Actually, what I think is needed is a system of polymorphic axioms that express basic concepts such as finite data structures and functions, that can be linked with any of the popular primitive axiom-sets. Finite data structures are fairly straightforward (although I did manage to make an embarrassing typo in the formulation for pair in ZFC - it should be (a + b) * (a + b) + b). Functions are going to be harder. Among other things, I'll need to deal with partiality in some reasonable way. But I think that good engineering solutions are possible.
Such an axiom system wouldn't justify better from a philosophical perspective, but I do think it would be a serious improvement in one practical sense: making formal theorems as portable as possible. I think ordinary mathematicians don't worry about this too much, because it usually goes without saying that ordinary, everyday mathematics can be ported (at least in principle) to any appropriate formal framework, so it isn't actually necessary to do it. Things are different, though, if you're trying to stitch together a world-wide repository of formal proofs.
Oh, and berend, if I had to pick an entry for the Krugman Gotcha Contest, it would probably be this piece saying that Microsoft's monopoly is not so dangerous after all. Does it surprise you that I don't agree with everything the man has ever written? And yes, I've also been disappointed at the level of sloppiness in some of his columns, if for no other reason than the ammunition it gives to his detractors.

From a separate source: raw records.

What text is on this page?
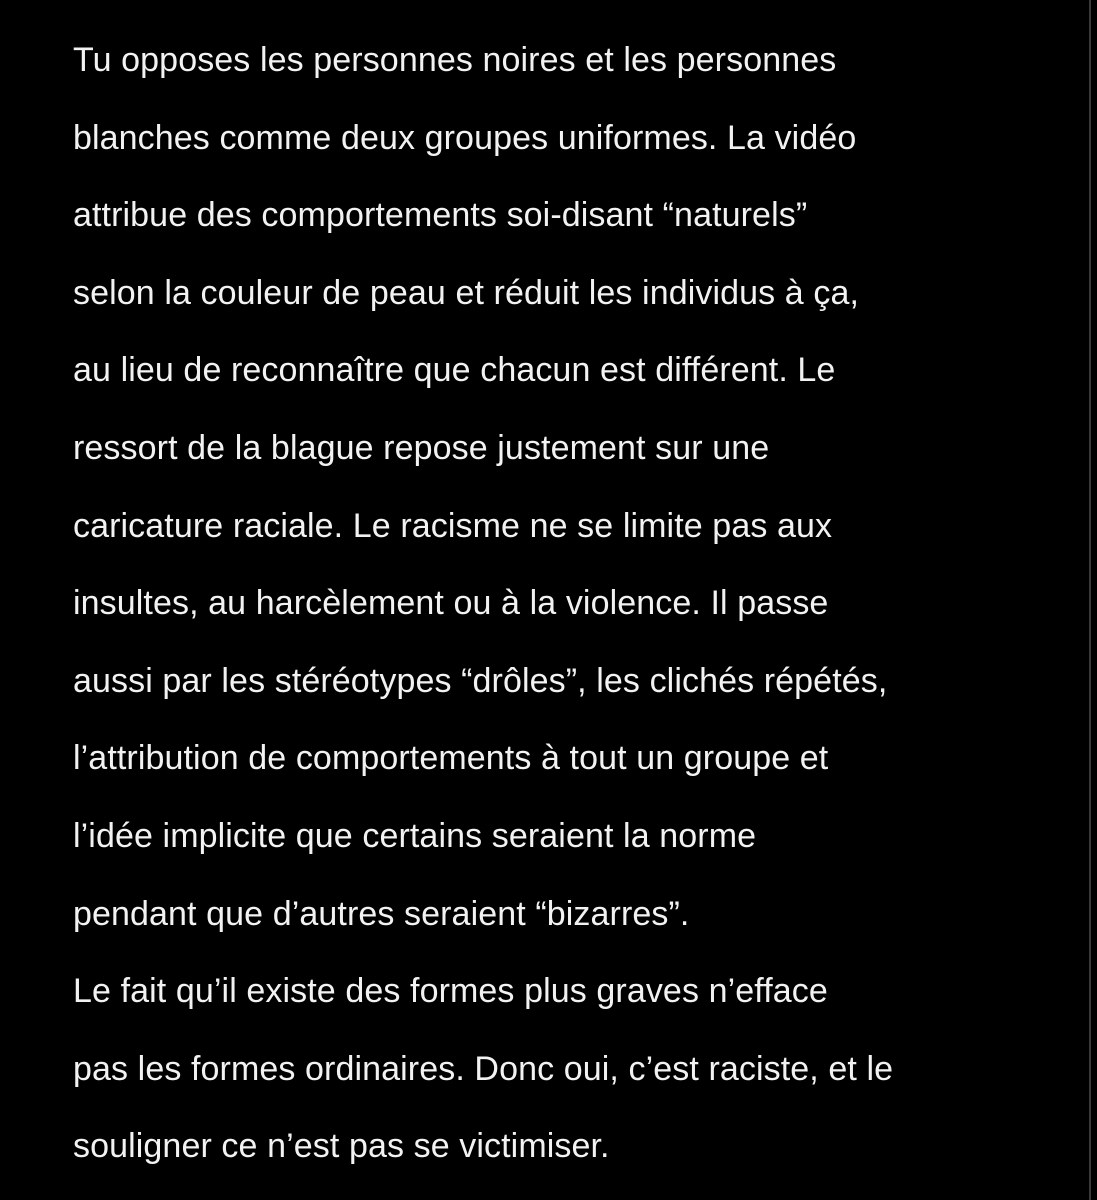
Tu opposes les personnes noires et les personnes
blanches comme deux groupes uniformes. La vidéo
attribue des comportements soi-disant “naturels”
selon la couleur de peau et réduit les individus à ça,
au lieu de reconnaître que chacun est différent. Le
ressort de la blague repose justement sur une
caricature raciale. Le racisme ne se limite pas aux
insultes, au harcèlement ou à la violence. Il passe
aussi par les stéréotypes “drôles”, les clichés répétés,
l’attribution de comportements à tout un groupe et
l’idée implicite que certains seraient la norme
pendant que d’autres seraient “bizarres”.
Le fait qu’il existe des formes plus graves n’efface
pas les formes ordinaires. Donc oui, c’est raciste, et le
souligner ce n’est pas se victimiser.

But I find that he has a lot to say. Even when I don't agree with him, I find that he writes thoughtfully, and in such a way as to provoke thoughtful discussion. I'm not sure I see the point of the more vicious Krugman detractors (of whom Luskin seems to be staking out a leadership role). It seems to me that their central point is that we should disagree with everything that Krugman has ever written because he's been wrong a few times. That's one big giant ad hominem attack, and I have little patience for such nonsense.